Was, wenn die Regeln von allen Ländern der Welt definiert und ratifiziert werden, aber eine kleine Gruppe der (militärisch) stärksten Staaten sie einfach vollkommen ignoriert und ihre Propaganda-Experten dafür einsetzt, diese Regeln auf die bizarrste Weise neu zu interpretieren?

Wenn ich die Welt beschreibe, fühle ich mich manchmal in meine Grundschulzeit zurückversetzt.

Kindheit unter Rassisten

Ich hatte das Pech, in der rassistischen Tschechoslowakei aufzuwachsen. Da ich in der Sowjetunion geboren und meine Mutter zu gleichen Teilen russischer und asiatischer Abstammung war, wurde ich bereits im Alter von sieben Jahren in den Pausen brutal zusammengeschlagen. Ich wurde systematisch von einer Jungenbande attackiert und wegen meiner „asiatischen Ohren“, meiner „asiatischen Mutter“ und meiner russischen Herkunft gedemütigt und geschlagen. Im Winter haben sie meine Schuhe in die eisige Kälte gestellt und hineingepinkelt. Der Urin wurde zu Eis. Der einzige Trost war, dass ich „wenigstens“ russisch und chinesisch war. Wäre ich ein Zigeuner- beziehungsweise Roma-Junge gewesen, hätte ich wahrscheinlich nicht überlebt — oder ich hätte zumindest ein Auge verloren oder man hätte meine Hände gebrochen.

Ich versuchte es mit Höflichkeit. Ich gab alles, um „den Regeln zu folgen“. Ich wehrte mich, anfangs nur halbherzig.

Bis zu dem Tag, an dem ein Nachbarskind sein Luftgewehr abfeuerte und nur knapp mein Auge verfehlte. Einfach so, weil ich ein Russe war … und Asiate, und weil er gerade einfach nichts Besseres zu tun hatte. Und weil er so stolz darauf war, Tscheche und Europäer zu sein. Auch weil ich mich weigerte, mir alles gefallen zu lassen, ihre „Überlegenheit“ zu akzeptieren und mich vor ihnen demütigen zu lassen.

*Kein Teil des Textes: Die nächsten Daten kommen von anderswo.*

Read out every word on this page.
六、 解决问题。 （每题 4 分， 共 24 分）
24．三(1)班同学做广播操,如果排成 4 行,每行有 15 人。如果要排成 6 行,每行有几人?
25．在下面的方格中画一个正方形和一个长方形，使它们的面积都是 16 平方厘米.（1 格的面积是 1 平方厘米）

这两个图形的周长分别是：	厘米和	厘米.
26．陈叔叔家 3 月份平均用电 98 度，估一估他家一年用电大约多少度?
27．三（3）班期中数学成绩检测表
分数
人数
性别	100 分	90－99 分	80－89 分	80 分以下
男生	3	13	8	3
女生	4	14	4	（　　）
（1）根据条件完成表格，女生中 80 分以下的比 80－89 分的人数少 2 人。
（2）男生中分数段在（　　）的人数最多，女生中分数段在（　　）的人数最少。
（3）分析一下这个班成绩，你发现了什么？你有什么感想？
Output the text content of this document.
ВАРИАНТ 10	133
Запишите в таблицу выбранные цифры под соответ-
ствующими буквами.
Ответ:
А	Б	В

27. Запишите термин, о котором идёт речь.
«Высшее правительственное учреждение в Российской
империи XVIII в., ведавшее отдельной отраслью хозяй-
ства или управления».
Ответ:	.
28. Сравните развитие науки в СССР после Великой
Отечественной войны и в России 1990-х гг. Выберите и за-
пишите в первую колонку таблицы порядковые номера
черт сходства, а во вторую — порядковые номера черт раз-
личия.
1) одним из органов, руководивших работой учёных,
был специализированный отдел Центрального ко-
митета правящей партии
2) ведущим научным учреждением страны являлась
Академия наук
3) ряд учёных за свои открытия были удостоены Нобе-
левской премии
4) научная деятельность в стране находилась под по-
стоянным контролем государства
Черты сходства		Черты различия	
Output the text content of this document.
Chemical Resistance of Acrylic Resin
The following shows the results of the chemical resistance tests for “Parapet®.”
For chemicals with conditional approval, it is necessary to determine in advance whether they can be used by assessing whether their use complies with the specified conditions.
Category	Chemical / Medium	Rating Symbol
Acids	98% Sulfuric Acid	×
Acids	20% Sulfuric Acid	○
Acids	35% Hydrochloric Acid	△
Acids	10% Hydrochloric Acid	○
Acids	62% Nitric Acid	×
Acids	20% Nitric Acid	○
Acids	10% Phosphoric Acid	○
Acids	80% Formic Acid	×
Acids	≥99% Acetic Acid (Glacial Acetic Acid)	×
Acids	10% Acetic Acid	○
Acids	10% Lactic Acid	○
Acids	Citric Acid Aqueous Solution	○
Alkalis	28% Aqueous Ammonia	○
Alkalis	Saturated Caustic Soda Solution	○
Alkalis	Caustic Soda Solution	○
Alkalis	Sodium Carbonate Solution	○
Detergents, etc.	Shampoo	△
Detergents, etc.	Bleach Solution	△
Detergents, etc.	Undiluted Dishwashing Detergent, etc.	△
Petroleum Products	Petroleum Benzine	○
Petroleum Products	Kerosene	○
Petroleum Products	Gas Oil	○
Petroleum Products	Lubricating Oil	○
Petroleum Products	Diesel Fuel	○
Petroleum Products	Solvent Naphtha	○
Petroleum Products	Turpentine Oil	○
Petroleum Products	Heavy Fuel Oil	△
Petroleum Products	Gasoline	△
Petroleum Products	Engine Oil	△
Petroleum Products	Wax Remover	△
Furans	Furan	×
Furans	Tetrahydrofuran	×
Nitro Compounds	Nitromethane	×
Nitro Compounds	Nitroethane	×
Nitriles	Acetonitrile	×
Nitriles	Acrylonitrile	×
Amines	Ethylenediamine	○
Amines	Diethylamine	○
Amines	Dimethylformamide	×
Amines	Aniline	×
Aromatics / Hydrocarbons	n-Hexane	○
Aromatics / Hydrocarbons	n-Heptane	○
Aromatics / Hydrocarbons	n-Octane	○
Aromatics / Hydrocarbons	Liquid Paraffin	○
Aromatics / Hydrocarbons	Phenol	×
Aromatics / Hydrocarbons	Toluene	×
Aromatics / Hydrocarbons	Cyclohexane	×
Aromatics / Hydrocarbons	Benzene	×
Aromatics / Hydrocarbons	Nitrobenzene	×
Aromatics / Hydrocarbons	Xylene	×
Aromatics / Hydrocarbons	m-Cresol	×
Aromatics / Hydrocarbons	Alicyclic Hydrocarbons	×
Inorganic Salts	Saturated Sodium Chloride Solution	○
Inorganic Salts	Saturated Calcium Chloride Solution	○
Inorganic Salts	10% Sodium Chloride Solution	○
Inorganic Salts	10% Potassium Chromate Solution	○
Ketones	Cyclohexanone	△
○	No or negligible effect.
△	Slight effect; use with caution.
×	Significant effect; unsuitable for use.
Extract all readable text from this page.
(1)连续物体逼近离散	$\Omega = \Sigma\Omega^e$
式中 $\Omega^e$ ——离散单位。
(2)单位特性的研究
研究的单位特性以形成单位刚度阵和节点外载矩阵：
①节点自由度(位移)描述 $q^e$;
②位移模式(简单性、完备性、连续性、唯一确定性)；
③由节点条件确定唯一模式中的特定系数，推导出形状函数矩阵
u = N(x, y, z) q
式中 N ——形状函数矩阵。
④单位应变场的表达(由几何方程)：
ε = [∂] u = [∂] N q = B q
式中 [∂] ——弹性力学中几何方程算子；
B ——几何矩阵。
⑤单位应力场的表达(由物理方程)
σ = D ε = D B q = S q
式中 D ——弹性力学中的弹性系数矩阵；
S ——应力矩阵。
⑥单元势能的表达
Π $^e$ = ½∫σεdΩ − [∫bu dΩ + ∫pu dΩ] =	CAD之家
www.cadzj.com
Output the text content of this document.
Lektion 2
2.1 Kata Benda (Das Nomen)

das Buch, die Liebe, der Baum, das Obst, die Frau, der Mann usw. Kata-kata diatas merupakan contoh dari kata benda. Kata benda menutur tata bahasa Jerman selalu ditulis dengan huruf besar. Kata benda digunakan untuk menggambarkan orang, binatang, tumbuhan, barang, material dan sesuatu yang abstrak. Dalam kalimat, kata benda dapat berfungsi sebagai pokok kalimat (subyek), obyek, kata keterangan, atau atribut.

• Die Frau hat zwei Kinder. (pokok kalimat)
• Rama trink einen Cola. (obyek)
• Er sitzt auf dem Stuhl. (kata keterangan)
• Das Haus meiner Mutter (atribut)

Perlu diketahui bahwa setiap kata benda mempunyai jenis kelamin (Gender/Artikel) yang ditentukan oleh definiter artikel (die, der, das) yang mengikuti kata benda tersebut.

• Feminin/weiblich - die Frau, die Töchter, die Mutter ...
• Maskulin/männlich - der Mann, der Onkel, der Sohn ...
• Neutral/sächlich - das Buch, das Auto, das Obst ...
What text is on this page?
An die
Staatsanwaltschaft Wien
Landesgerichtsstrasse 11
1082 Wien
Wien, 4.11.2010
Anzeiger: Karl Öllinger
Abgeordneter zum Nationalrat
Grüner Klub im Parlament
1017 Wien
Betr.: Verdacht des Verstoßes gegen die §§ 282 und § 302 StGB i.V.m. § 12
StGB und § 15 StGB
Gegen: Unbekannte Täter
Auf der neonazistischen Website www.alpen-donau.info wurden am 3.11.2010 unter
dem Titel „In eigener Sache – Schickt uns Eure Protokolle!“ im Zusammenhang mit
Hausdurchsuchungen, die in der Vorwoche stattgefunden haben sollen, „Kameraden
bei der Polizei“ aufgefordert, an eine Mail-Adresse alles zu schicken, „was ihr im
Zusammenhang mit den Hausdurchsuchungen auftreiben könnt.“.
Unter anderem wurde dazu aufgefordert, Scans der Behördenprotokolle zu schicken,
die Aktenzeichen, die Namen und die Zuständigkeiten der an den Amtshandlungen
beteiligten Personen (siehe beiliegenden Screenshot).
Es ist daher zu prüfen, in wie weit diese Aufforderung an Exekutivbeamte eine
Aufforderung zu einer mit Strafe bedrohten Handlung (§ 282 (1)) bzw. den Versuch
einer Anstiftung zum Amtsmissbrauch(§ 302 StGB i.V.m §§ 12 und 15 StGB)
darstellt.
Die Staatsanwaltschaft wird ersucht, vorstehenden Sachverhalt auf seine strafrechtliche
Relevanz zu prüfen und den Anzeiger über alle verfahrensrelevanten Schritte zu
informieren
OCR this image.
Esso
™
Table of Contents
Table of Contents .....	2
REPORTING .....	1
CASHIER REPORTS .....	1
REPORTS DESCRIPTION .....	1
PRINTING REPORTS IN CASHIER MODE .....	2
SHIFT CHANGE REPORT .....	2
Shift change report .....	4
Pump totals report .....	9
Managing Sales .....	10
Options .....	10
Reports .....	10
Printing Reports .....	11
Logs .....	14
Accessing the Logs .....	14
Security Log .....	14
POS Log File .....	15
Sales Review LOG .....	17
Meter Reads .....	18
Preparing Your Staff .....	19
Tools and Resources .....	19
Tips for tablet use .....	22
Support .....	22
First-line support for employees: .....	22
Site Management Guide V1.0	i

Sowohl meiner Mutter als auch mir ging es in der Tschechoslowakei miserabel, wir träumten beide von unserem Leningrad. Aber sie hatte eine persönliche Fehlentscheidung getroffen, und nun saßen wir in einer feindseligen, provinziellen und aufgeblasenen Gesellschaft fest, die „zurück nach Europa“ und wieder Teil des Länderblocks sein wollte, der die Welt bis dahin jahrhundertelang beherrscht und unterdrückt hatte.

„Es reicht!“

Das Luftgewehr und das beinahe verlorene Auge wurden zum Tropfen, der das Fass zum Überlaufen brachte. Ich tat mich mit meinem Freund Karel zusammen, dessen einziges „Vergehen“ es war, mit zehn Jahren fast 100 Kilo zu wiegen. Er konnte nichts dafür — es war genetisch bedingt —, aber die Kinder verspotteten auch ihn und machten ihn zu ihrem Boxsack.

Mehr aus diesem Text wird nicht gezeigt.